‘IT’ Review

By: Katie Percha

Everybody is afraid of something, and for a motley crew of kids in a small town in Maine, their worst fears come to life. Amidst summer bullies and a clown threatening that they’ll “float too,”  the new It movie is one that will span generations.

Starring young actors such as Stranger Things’ Finn Wolfhard as the obnoxious, bespectacled Richie “Trashmouth” Tozier, this movie is one that each viewer will walk away from with a different individual experience. Senior Colton Plautz saw the movie in theaters, and it definitely shook him up. “I felt so extremely horrified that my girlfriend, who was next to me, was horrified that I was horrified,” he noted.

Set in Derry, Maine, a small town in which things are never as they seem, It opens on brothers Bill and Georgie Denbrough stuck inside on a rainy day. As Georgie leaves to run down the street with his paper boat floating along, the aura is set for one of the most iconic horror scenes. There is an almost exact replication between the 1990 scene and the 2017 scene, right down to Pennywise the Clown’s introduction and Georgie Denbrough’s demise. Senior Carly Orick said, “the scene with Georgie made me so sad. He deserved so much better.” This scene is both heart-wrenching and terrifying, and watching the young, endearing Georgie face the menace that will haunt the kids for the rest of the movie keeps the watcher at the edge of their seat.

As all of the kids are introduced, from paranoid Eddie Kapsbrack to Mike Hanlon, who just can’t pull his weight on the family farm, there is a movie that is reminiscent of Stand by Me and other teenage flicks that last in the audience’s’ memory.
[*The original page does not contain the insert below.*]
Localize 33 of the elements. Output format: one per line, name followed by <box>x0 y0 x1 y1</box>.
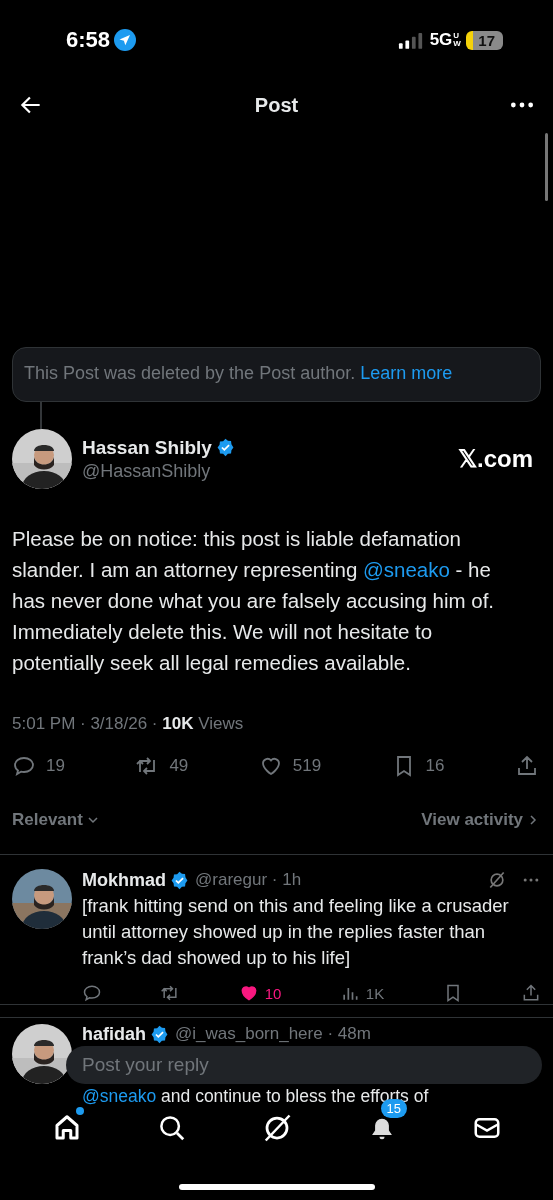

However, there is, of course, still the lingering terrors awaiting them.

Pennywise the Clown, one of Steven King’s most infamous villains, sets his sights on this group of friends– The Losers’ Club, as they’ve dubbed themself– and presents himself to them in all different ways. From Bill Denbrough’s dead brother Georgie to Beverly Marsh’s “overprotective” father, Pennywise finds many ways to terrify the kids to the core. Pennywise manifests himself into fears that the everyday person can relate to, which makes this flick all the more horrifying. “My biggest fear is the dark, so you can understand why I did not go see this movie– I don’t want Pennywise coming after me at night,” senior Emily Pierce said.

The 2017 film is a remake of the 1990 version. This version includes the story of when they were kids, rather than the 1990 version including both the kids’ and adults’ story. Personally, I liked the way they separated the movies this time around– the 1990 movie was just over three hours long, and filled with as many details as King’s 1,150 page book. However, the 2017 film is around the typical two-hour time stamp, and all of the details that are needed are included.

Scary, fresh, and even a little too close to home for comfort, It is a movie that is, in a word, unforgettable. From the spectacular acting chops of characters young and old to the special effects that make Pennywise’s antics seem like they’re happening next to you, this movie is what one can call a modern classic. Whether you’re a horror fan or a teen movie buff, It will cause nightmares for generations to come– just as Stephen King intended.